Without a retail presence or online advertising available, the company turned to informational web content to introduce the brand said co-founder Chris Peck. Remedy+ funded research at the University of Colorado at Boulder to study the interaction between CBD and other drugs to help people decide which could be taken together safely. The company also commissioned CBD and sports-performance content on Instagram and Facebook. It is currently considering adding a You Tube video channel.

Sparking demand online however, had to be accompanied with the ability to deliver those products to customers.

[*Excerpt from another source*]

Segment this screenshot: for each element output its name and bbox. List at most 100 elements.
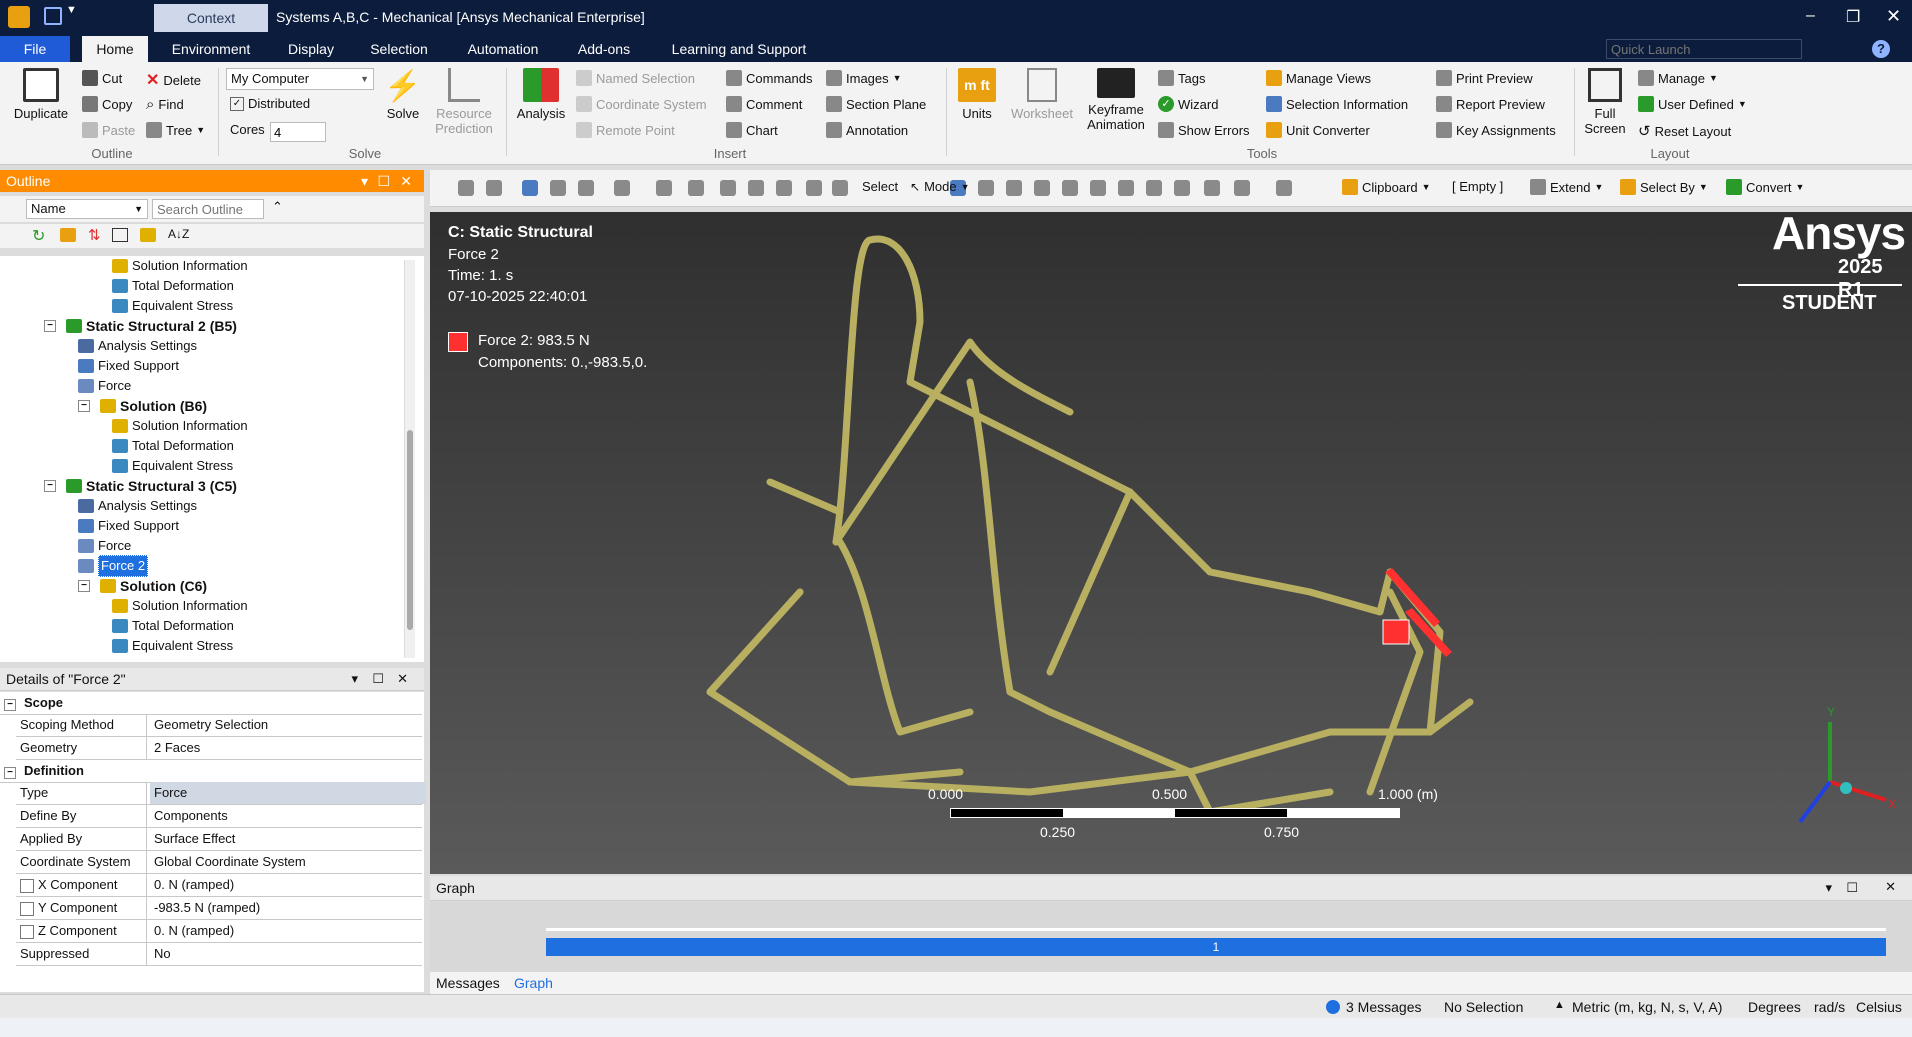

With their original plan to distribute through golf and tennis shops on hold, Kurz and Peck turned to their investor network to fund an e-commerce site to serve as their new distribution method.

The company also took time during the shut-down to study and better understand the distribution channels it wanted to enter beyond country club shops. Convenience stores might stock their protein bar and two ounce caffeine “shot” as alternative purchases to chips and a soda said Kurz. Spas might want to showcase the whole line of products including tinctures and salves together in one display. Diving deep into the relationships that needed to be formed and the physical delivery mechanisms required, helped the founders get products on more shelves more quickly when businesses re-opened they said.

There are still few rules around CBD product ingredients and how to label them, so earning trust from customers, distributors and sellers is a big part of the company’s strategy said Kurz. “We are transparent about our ingredients and our testing,” he said. When the market grows and sellers are looking for three or four brands to put on their shelves Peck added, “We’re trying to position ourselves to be at the front of the line.”

Pandemic or no, “it’s still the first or second inning” of the CBD market, and the situation is evolving rapidly said Peck. There are a large number of brands are out there now, he said, but in a year or two he predicts only half might remain.